1948年4月30日中共中央发出了《纪念五一劳动口号》,其中第五条的内容最为关键:“迅速召开政治协商会议,讨论并实现召集人民代表大会,成立联合政府”。1这个号召迅速引起了民主党派、民主人士、广大爱国者的热烈响应。当时,许多民主党派负责人、无党派的代表人物,因受到国民党迫害,正在香港与国民党继续斗争。
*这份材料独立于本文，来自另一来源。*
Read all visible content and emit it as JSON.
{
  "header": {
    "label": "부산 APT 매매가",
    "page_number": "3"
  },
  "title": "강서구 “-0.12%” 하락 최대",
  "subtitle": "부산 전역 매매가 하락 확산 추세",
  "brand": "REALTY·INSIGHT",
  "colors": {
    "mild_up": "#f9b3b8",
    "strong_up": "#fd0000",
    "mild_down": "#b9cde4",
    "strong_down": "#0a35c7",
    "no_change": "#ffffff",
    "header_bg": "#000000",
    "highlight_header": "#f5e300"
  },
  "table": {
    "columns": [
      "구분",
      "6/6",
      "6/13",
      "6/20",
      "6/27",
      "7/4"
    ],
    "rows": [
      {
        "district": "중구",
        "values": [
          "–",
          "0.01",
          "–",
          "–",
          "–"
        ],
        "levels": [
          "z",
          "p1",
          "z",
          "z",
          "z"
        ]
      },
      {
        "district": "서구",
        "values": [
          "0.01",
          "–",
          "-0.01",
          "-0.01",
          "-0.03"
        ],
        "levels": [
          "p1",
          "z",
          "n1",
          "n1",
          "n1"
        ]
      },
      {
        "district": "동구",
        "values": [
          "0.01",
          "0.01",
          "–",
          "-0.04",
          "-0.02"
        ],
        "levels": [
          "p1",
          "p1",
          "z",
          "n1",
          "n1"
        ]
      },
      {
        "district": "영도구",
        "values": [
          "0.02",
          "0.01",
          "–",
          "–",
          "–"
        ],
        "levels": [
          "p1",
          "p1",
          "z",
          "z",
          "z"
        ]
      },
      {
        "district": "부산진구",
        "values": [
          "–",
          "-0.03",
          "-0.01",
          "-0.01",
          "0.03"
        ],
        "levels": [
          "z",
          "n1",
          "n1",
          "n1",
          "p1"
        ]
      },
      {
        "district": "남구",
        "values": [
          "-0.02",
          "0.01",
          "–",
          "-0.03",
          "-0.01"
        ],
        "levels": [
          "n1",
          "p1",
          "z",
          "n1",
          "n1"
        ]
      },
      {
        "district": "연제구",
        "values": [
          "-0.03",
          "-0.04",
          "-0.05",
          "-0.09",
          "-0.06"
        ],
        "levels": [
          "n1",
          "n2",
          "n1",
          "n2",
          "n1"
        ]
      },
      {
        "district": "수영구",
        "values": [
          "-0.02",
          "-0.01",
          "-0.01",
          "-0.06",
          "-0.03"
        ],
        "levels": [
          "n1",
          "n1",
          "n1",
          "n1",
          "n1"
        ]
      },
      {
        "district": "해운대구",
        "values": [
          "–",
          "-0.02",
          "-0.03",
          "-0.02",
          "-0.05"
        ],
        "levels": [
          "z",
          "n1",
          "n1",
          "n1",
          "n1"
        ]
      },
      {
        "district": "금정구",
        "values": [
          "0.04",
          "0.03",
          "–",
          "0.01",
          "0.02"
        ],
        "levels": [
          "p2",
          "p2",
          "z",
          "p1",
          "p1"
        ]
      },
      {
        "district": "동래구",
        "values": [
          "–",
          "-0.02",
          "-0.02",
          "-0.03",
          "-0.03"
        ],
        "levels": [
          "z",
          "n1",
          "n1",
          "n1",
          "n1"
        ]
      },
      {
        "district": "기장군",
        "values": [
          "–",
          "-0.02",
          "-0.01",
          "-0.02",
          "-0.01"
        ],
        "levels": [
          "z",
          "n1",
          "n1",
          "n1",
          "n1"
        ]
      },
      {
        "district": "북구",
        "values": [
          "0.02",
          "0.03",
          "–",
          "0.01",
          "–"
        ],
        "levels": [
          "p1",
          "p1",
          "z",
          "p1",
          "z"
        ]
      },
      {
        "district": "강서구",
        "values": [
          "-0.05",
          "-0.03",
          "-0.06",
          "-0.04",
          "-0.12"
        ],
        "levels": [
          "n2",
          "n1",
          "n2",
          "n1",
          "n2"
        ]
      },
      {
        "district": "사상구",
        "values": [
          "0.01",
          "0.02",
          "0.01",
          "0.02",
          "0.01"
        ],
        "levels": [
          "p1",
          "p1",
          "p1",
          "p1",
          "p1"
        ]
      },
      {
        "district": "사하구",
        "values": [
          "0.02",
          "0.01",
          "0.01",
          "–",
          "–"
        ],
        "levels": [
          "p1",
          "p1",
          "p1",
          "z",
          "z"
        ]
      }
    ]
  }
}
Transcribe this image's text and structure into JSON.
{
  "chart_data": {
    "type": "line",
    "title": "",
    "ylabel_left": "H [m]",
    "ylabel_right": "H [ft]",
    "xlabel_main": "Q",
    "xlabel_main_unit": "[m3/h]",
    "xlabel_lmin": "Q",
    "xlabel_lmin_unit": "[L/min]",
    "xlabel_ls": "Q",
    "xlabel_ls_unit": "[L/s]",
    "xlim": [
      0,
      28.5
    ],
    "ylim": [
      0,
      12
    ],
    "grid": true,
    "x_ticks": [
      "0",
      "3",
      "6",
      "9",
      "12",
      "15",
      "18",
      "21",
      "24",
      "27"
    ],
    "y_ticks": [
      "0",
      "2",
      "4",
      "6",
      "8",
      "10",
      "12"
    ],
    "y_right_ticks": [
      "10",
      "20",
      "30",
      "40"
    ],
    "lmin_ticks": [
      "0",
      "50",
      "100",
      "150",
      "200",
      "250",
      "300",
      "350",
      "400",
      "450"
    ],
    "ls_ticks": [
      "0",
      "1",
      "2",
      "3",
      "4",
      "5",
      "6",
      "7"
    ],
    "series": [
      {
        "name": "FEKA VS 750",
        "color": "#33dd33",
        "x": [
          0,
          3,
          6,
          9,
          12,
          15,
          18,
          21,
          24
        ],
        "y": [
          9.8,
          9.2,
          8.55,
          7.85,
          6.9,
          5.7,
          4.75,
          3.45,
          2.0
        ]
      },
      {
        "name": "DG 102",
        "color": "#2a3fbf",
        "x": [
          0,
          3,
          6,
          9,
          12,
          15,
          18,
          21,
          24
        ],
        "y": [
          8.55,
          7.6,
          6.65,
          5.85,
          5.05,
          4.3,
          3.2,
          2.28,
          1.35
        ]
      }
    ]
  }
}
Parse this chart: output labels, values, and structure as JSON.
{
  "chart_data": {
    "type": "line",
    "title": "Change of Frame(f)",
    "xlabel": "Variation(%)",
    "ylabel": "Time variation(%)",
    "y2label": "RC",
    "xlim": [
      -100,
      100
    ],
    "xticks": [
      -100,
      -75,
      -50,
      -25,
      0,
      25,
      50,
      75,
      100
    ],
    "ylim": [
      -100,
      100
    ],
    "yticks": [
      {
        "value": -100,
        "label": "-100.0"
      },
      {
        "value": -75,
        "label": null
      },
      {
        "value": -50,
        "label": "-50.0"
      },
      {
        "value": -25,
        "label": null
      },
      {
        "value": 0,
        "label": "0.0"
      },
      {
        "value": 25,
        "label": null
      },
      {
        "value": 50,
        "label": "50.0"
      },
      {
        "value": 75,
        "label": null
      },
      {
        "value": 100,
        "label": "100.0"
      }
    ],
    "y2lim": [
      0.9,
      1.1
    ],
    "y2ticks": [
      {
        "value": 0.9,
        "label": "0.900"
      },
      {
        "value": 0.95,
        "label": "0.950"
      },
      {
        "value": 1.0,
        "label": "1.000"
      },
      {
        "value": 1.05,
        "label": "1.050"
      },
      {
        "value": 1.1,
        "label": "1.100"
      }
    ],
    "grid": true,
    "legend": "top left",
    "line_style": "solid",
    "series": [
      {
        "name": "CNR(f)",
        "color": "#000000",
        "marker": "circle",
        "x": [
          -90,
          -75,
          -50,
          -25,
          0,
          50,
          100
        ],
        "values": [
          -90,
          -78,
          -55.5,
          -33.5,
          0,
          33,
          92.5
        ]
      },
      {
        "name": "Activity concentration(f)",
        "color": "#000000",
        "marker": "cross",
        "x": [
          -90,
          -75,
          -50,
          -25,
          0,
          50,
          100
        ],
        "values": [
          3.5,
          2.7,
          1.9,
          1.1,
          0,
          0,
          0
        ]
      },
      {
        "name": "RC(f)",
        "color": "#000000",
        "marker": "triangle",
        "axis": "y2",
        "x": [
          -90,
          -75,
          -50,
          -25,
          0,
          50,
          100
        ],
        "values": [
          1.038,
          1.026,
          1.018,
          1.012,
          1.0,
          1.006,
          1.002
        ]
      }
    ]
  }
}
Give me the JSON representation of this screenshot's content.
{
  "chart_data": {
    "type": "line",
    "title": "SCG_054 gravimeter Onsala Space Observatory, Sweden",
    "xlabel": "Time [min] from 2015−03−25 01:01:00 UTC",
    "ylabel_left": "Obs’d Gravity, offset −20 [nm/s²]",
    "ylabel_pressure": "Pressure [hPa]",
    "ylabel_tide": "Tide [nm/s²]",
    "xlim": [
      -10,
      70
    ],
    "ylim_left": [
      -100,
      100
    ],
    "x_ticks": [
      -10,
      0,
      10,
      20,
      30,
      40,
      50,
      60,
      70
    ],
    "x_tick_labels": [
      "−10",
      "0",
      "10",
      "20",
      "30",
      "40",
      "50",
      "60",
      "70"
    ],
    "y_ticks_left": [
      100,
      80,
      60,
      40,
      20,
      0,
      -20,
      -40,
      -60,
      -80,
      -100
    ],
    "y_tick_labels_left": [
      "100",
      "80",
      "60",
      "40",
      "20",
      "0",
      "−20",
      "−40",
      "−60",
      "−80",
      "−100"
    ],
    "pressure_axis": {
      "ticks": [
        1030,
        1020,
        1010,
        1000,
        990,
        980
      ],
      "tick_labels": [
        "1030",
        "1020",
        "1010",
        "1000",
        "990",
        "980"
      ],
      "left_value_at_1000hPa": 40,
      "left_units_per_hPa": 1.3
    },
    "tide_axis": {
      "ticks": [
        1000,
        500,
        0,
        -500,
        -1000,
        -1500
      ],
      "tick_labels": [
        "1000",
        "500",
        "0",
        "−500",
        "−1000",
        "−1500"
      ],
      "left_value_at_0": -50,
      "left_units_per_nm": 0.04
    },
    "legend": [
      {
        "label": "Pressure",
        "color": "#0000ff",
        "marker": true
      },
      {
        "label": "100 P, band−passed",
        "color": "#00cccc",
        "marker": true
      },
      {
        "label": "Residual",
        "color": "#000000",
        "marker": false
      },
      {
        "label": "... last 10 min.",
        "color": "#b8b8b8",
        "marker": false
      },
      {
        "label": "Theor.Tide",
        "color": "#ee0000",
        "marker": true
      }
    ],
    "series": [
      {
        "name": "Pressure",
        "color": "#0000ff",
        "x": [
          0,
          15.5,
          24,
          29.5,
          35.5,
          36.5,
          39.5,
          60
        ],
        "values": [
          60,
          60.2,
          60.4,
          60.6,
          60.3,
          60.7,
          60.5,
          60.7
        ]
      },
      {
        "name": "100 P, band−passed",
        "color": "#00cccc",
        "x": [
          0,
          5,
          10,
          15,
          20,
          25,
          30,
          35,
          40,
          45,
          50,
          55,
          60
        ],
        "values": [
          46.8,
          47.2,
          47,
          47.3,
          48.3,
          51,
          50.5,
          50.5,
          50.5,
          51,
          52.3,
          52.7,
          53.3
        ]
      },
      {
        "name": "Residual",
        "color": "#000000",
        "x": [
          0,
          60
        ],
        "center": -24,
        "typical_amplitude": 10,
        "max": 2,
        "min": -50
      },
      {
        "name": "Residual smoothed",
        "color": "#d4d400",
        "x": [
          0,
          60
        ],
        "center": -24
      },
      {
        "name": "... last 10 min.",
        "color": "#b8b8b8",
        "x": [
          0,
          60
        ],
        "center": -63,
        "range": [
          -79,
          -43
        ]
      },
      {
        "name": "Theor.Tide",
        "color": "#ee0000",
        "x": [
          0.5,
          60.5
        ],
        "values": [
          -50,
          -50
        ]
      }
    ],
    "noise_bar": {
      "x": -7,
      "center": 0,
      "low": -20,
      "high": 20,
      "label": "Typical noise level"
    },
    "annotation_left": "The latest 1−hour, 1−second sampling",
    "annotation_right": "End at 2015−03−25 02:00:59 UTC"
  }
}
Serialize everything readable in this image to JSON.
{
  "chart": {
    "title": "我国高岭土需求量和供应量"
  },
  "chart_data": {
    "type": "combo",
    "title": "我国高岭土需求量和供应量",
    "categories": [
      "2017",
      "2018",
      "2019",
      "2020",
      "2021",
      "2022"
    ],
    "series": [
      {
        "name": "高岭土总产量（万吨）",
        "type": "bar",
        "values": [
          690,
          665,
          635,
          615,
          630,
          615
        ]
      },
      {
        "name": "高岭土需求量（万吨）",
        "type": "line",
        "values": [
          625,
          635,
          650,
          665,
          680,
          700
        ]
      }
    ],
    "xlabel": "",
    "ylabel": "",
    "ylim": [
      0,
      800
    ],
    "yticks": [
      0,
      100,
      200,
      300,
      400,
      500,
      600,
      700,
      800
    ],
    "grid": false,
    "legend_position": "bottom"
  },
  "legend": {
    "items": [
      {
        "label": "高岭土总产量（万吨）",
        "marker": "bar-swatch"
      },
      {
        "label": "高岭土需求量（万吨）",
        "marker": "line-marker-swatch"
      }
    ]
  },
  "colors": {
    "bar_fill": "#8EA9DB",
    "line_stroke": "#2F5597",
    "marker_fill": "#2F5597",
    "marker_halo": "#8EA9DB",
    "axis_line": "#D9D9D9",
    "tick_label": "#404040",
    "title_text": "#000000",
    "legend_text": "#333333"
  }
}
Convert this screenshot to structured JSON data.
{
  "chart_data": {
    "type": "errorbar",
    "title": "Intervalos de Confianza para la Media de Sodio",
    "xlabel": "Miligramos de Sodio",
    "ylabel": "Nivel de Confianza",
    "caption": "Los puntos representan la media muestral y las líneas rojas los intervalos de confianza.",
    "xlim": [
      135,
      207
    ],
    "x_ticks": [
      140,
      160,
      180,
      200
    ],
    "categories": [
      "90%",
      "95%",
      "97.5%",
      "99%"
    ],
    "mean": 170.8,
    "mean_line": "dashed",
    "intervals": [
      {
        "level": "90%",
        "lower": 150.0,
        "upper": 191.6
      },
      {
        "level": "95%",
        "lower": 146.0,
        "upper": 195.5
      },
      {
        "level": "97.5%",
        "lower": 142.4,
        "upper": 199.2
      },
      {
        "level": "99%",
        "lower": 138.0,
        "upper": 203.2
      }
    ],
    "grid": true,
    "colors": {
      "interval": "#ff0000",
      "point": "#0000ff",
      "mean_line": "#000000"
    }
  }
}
从1948年9月起直到1949年2月止,先后有三批在港民主人士,在中共的精心策划和全力地保护下,安全离开香港抵达东北解放区,加之从海内外归国的人员,一起集中到了东北的政治、经济、文化中心,东北行政委员会所在地——沈阳。“沈阳成为了民主人士的重要聚集地,他们在这里生活、学习、工作了三个多月的时间,对建立人民的新政权的认识又有了新的提高,从这里他们信心满怀地踏上了进京列车,在后来的筹备新政协的活动中发挥了重要作用,他们之中的不少人成为新政协的成员,一些人士则成为共和国副主席、部长、副部长等不同级别的干部”。2

建国前,民主人士聚集沈阳,是“五一口号”发布后,中共统战工作的又一重要成果,同时也是中国现代史上有影响的重要事件。然而,由于当时民主人士聚集沈阳的活动是分批和在严格保密情况下进行的,直到1949年1月末前,沒有留下活动的官方文字材料,亲历者后来的回忆,填补了这段历史的空缺,不过由于时间太久,他们的回忆难免有遗漏和彼此不尽相同的地方,加之对民主人士身份的界定在理解上尚有分歧,这样关于聚集到沈阳的民主人土至今官方也没有公认的确切数字。本文拟就当事人的回忆及部分公开的资料,仅就赴沈民主人士的具体人数问题作一考证。

一、离港民主人士并未都去沈阳

关于离港民主人士人员情况,钱之光的回忆资料最有价值。钱之光1927年入党,抗日时任八路军驻重庆办事处少将处长,后为南方局委员,是周恩来十分器重的得力干部,他以香港华润公司董事长的身份与中共香港分局、工委的负责人方方、潘汉年、章汉夫、连贯等共同策划并实施了在港民主人士北上的活动,在没有见到方方、潘汉年、章汉夫、连贯等人回忆录的情况下,钱之光在1983年的回忆就十分珍贵了。据钱老回忆,“我们负责接送了四批民主人士北上,第一批我记得这次北上的民主人士有沈老(沈钧儒)、谭老(谭平山)、蔡廷锴、章伯钧等先生”;第二批我记得有郭沫若、马叙伦、许广平母子、陈其尤、沙千里、宦乡、曹孟君、韩练成、冯裕芳等人;第三批,国民党革命委员会主席李济深先生,还有茅盾夫妻、朱蕴山、章乃器、彭泽民、邓初民、王绍鏊、柳亚子、马寅初、洪深、施复亮、梅龚彬、孙起孟、吴茂荪、李民欣等;第四批是从天津上岸直接去了河北省平山县李家庄(统战部所在地),这批人沒有来东北,可以不计。”3

另据钱老的妻子,时任中共地下组织大连市中华贸易总公司负责人刘昂的回忆,“8月下旬首批安排护送沈钧儒、谭平山、蔡廷锴、章伯钧等民主人士和其他十几人北上”;第二批,“这次北上的民主人士有郭沫若、马叙伦、许广平母子、陈其尤、沙千里、翦伯赞、宦乡、曹孟君、韩练成、冯裕芳等知名人士”;第三批,“这一批北上的有李济深、茅盾夫妻、朱蕴山、章乃器、彭泽民、邓初民、洪深、施复亮、梅龚彬、孙起孟、吴茂荪、李民欣等著名人士”4。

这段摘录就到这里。